The LLM Data Company
“With different training, the same ostensive teaching of these words would have effected a quite different understanding.”
LUDWIG WITTGENSTEIN
Pre-training teaches by exposure. The model is taught these words trillions of times, and in minimizing prediction error, it acquires a latent sense of syntax, causation, analogy, semantics and, soon after, physics, medicine, sports, and so on. What emerges are the largest computational artifacts ever built: tools of thought.
In post-training, the training objective is reoriented. We are no longer approximating the distribution of the pre-training corpus and minimizing loss against ground truth. Instead, we teach the model to achieve. We imbue agency, and as such, imitation is replaced by decision. Words become actions, and actions are taken to maximize reward within an environment.

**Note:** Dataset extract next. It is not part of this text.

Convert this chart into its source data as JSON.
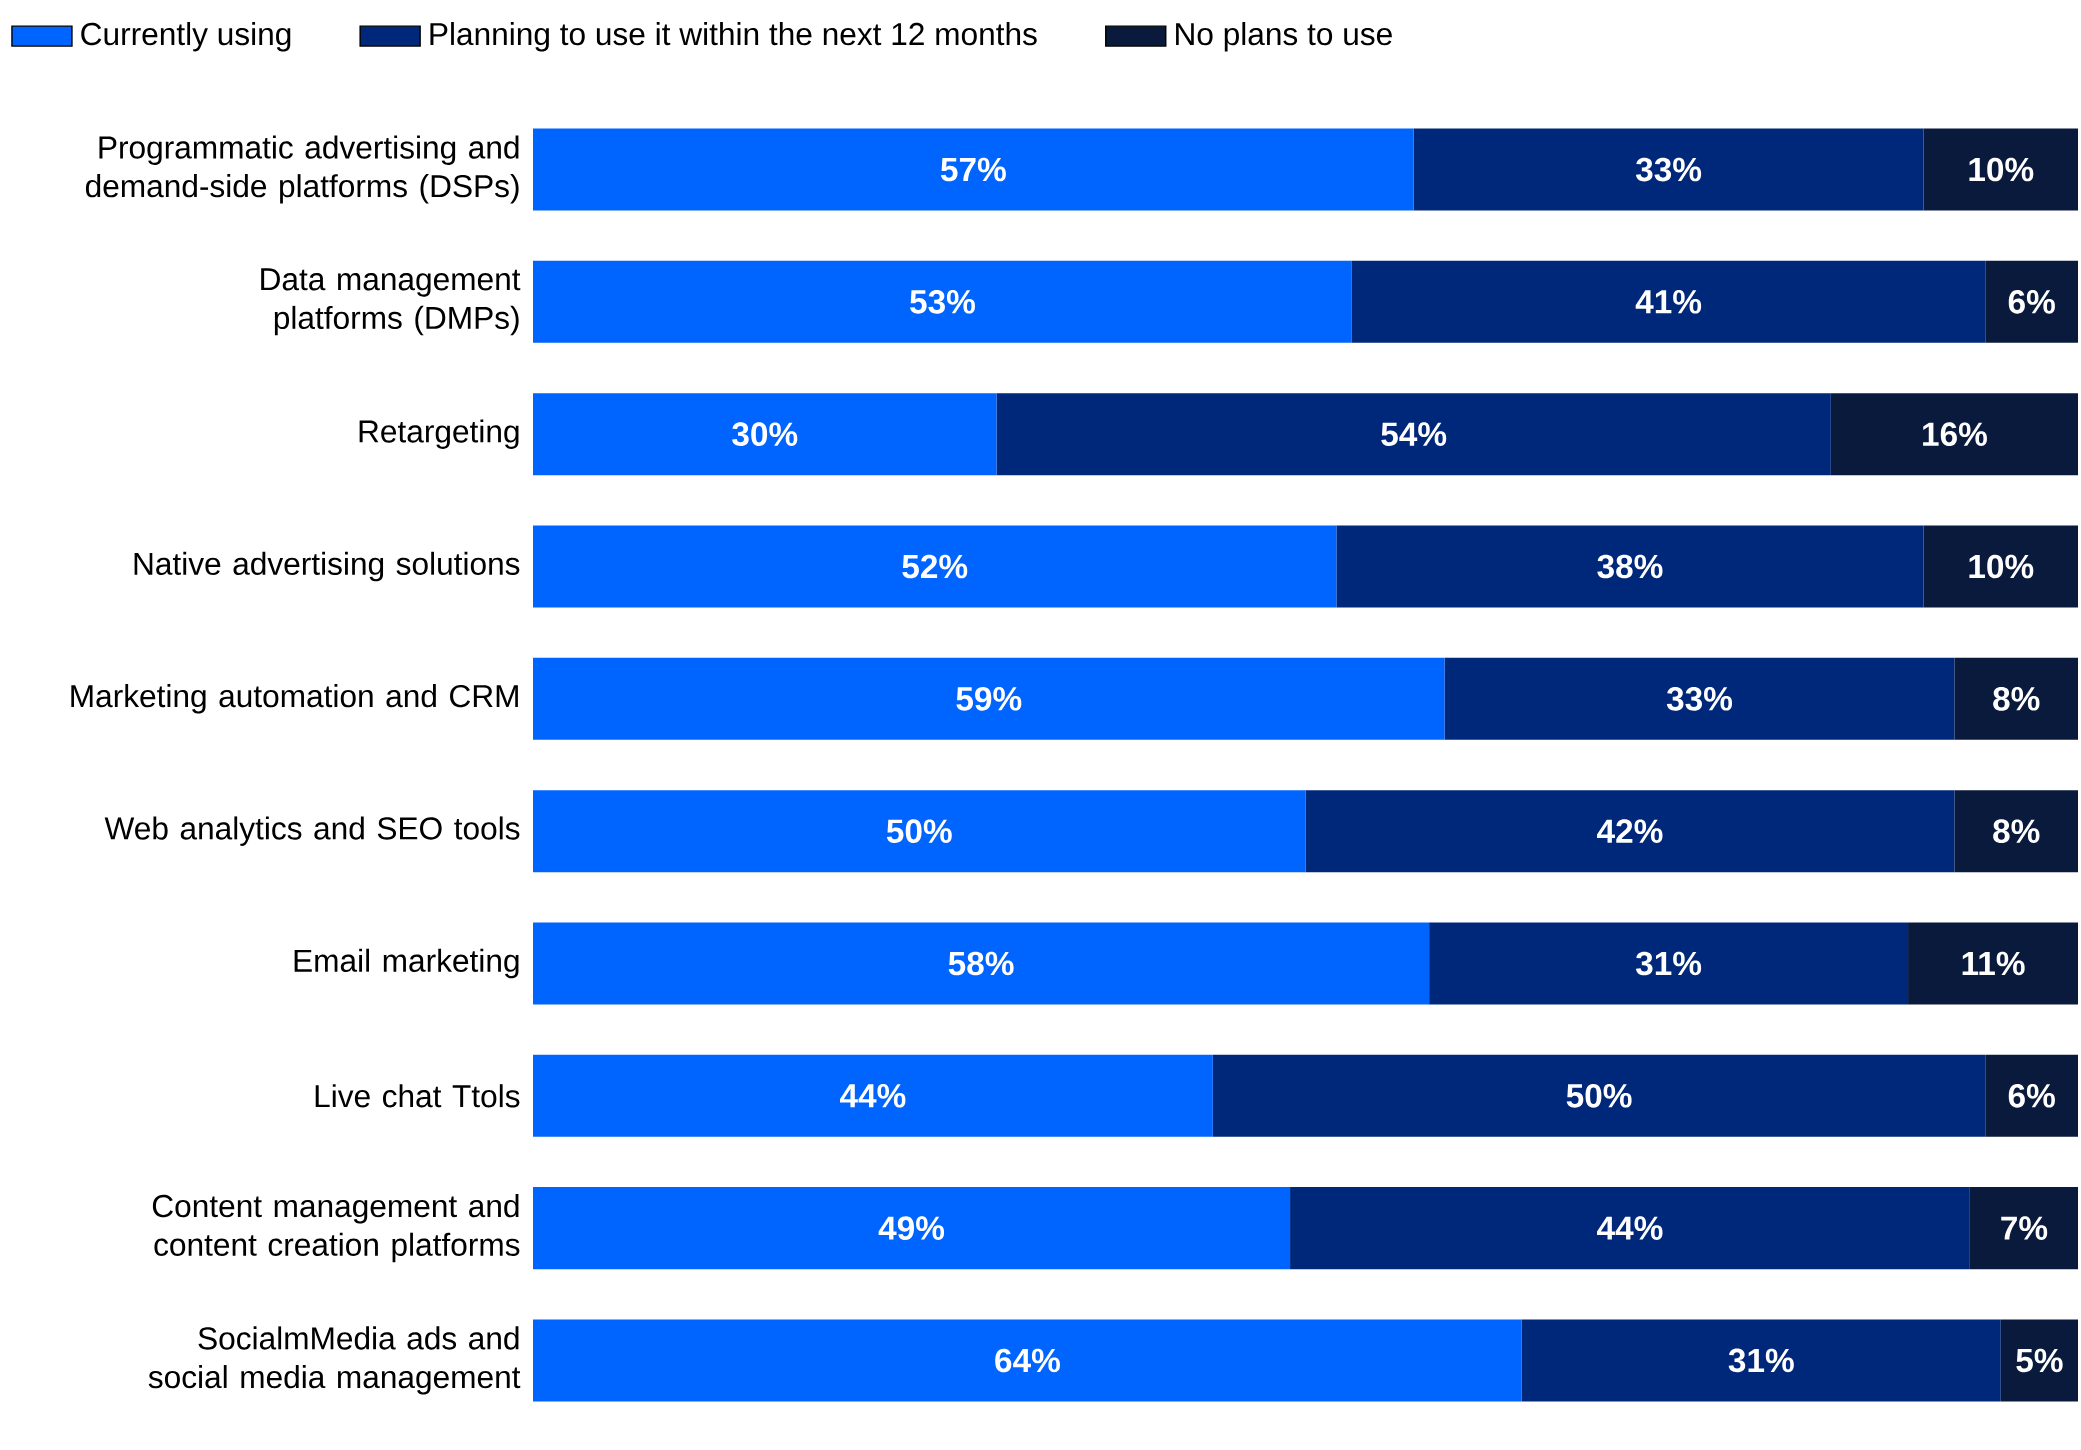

Each environment defines a compact world of goals, constraints, and feedback, what Wittgenstein would call a form of life, in which decisions respond to the rules of the game. Most commercial and academic domains of consequence, such as medicine, finance, law, philosophy, and so on, are difficult to verify and require careful reward engineering.
The LLM Data Company designs worlds for non-verifiable domains. We build environments where the relation between decision and outcome is designed to mimic real world measures of success. Intelligence, in our view, is not a measure of what is learned but a measure of what is achieved.